Additional Information about the IB
Background
The International Baccalaureate (IB) was founded in Geneva in 1968 as a non-profit educational institution. The IB Diploma Program is an academically challenging, balanced educational program with final exams that prepare students aged 16 to 19 for successful university studies and professional careers. The program normally spans two years and is recognized by leading universities around the world. The IB program pursues the ideals and visions of the men and women who founded it, and considers it its task – as layed out in its mission statement – to help create a better world by offering high-quality education:
The International Baccalaureate program aims to develop inquiring, knowledgeable and caring young people who help to create a better and more peaceful world through intercultural understanding and respect.

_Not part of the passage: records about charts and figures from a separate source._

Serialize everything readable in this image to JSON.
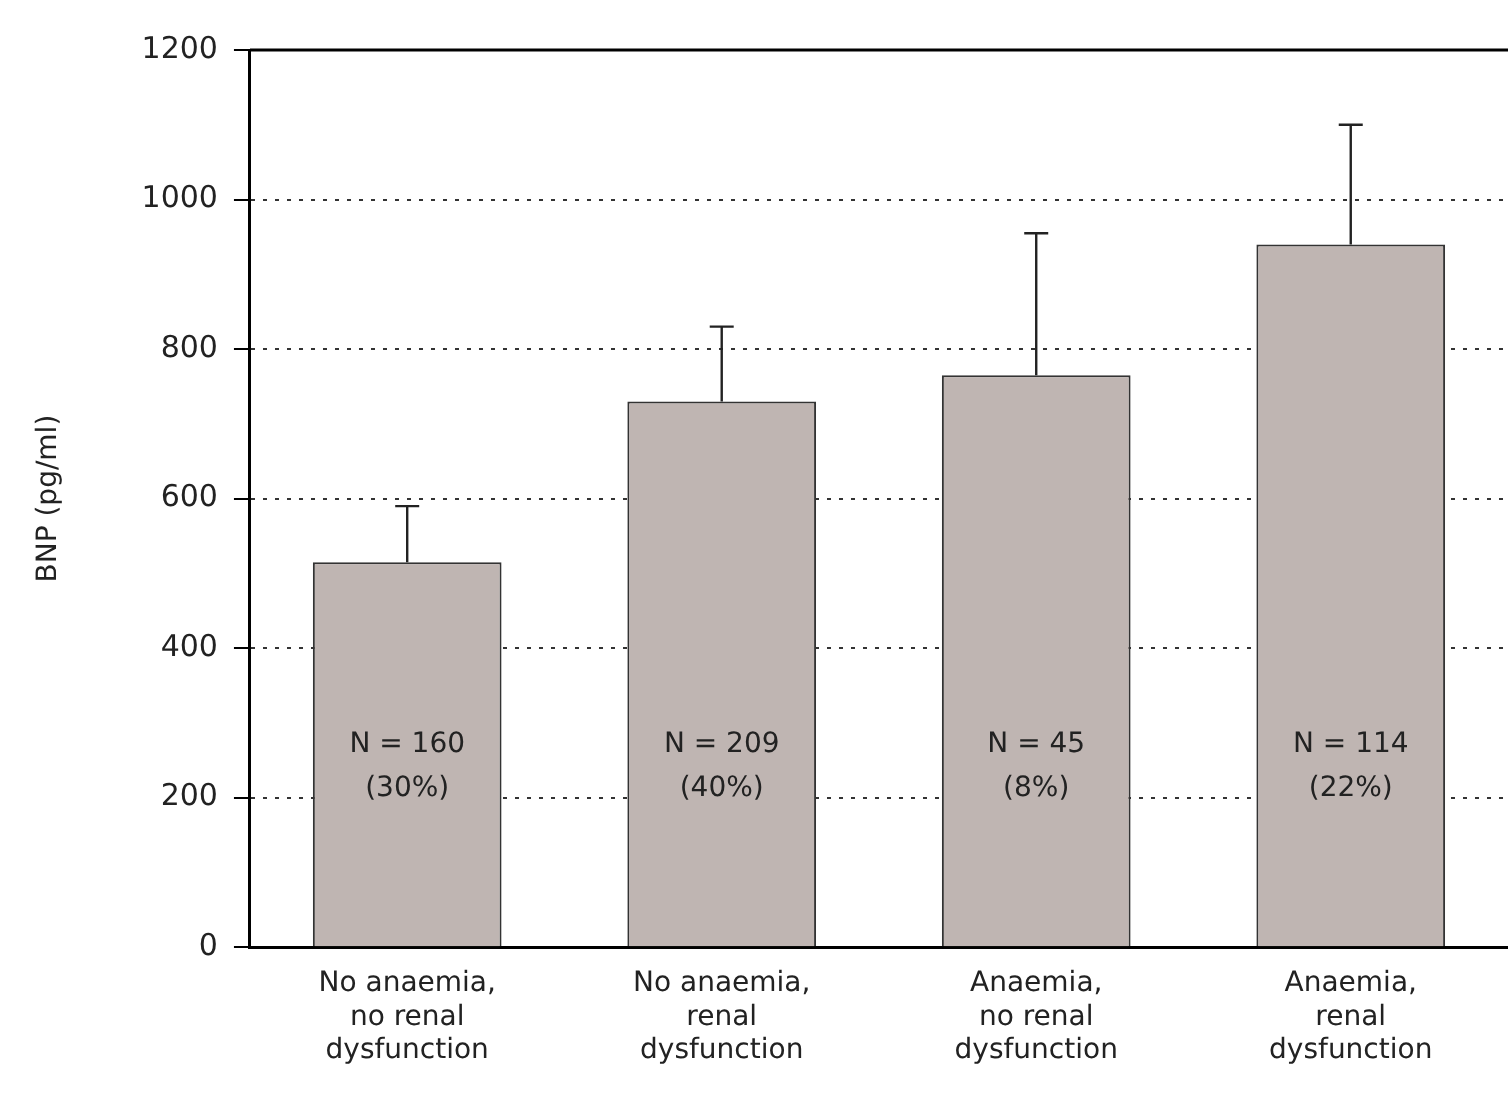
{
  "chart_data": {
    "type": "bar",
    "ylabel": "BNP (pg/ml)",
    "categories": [
      "No anaemia, no renal dysfunction",
      "No anaemia, renal dysfunction",
      "Anaemia, no renal dysfunction",
      "Anaemia, renal dysfunction"
    ],
    "values": [
      515,
      730,
      765,
      940
    ],
    "errors": [
      [
        515,
        590
      ],
      [
        730,
        830
      ],
      [
        765,
        955
      ],
      [
        940,
        1100
      ]
    ],
    "annotations": [
      "N = 160\n(30%)",
      "N = 209\n(40%)",
      "N = 45\n(8%)",
      "N = 114\n(22%)"
    ],
    "color": "#bfb5b2",
    "ylim": [
      0,
      1200
    ],
    "yticks": [
      0,
      200,
      400,
      600,
      800,
      1000,
      1200
    ],
    "grid": "y",
    "legend": false
  }
}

To this end, the organization works with schools, governments and international organizations in developing challenging programs of international education and rigorous assessment. These programs encourage students across the world to become active, compassionate and lifelong learners who understand that other people, with all their differences, can also be right.
Recognized by Universities across the World
The IB Diploma Program is recognized as a leading international educational program. It promotes the knowledge, abilities and attitudes that empower students to perform on a high level at university. IB works together with universities in almost 150 countries in order to gain further recognition for its diploma program in the interest of the 120,000 IB graduates who begin university studies each year. More than 3,000 schools offer the DP, in 147 different countries worldwide.
Through the IB Diploma Program, students acquire a sound, balanced academic basis and an ability to refer to knowledge and understanding of different cultures and their histories. It gives them experience in critical thinking and the opportunity to apply what they learn in new contexts, ones beyond disciplinary boundaries. IB is aware that university and career success demand critical, creative thinking. The demanding curriculum of the IB Diploma Program offers a holistic approach to educating students. It enables them to develop the ability to investigate, to research and to solve problems. It provides them with the fundamental abilities of communication and cooperation.
For now 50 years, the IB program has been carrying out diligent, rigorous assessments of student performance across the world. The special IB assessment model guarantees a high degree of predictive validity and reliability, as has been proven by the many years of constant pass rates and the lack of inflation in grade marks. IB assessments are conceived so as to emphasize the training of higher-order cognitive skills. These are criterion-based, designed to measure the students’ abilities to think analytically and critically as they integrate and apply what they have learned, encouraging them to work cooperatively, and to communicate what they have learned orally and in writing.
In 2017 over 670'000 students took the IB diploma examinations. These IB students come from a broad range of ethnic backgrounds in some 140 countries, all with different experiences and perspectives as reflected in their learning experiences in the diploma program. In the context of the diploma program’s emphasis on cosmopolitanism and scholarly precision, these experiences provide students with a unique set of abilities, attitudes and perspectives for success at university, in their future professions and in our 21st-century lives.
The most recent evaluations of students with an IB diploma confirm that they perform well, attain significantly higher grades and promise better graduation rates than students without an IB diploma. The grades attained in their IB exams are also indicative of their future grades at university.
“We very much value the learning that IB students have had in their Diploma Programme. I have personally seen over the years while I have been in charge of admissions at HKU that they do not just have an understanding of their subject areas, but much more importantly, typically show levels of communication, thinking skills and all-round knowledge that equip them very well for tertiary education and beyond.” (Professor John A. Spinks, Senior Advisor to the Vice Chancellor, University of Hong Kong).
Applying for University Admission
Whoever is planning to use an IB diploma to apply for studies at a foreign university (in particular, in a British country) must understand that these universities also take note of which subjects were completed and at what level (Standard or Higher Level) when reviewing an application. There is an IB database that holds relevant information regarding many universities around the world.
The additional information given above has been derived from different documents available on the IB website (www.ibo.org).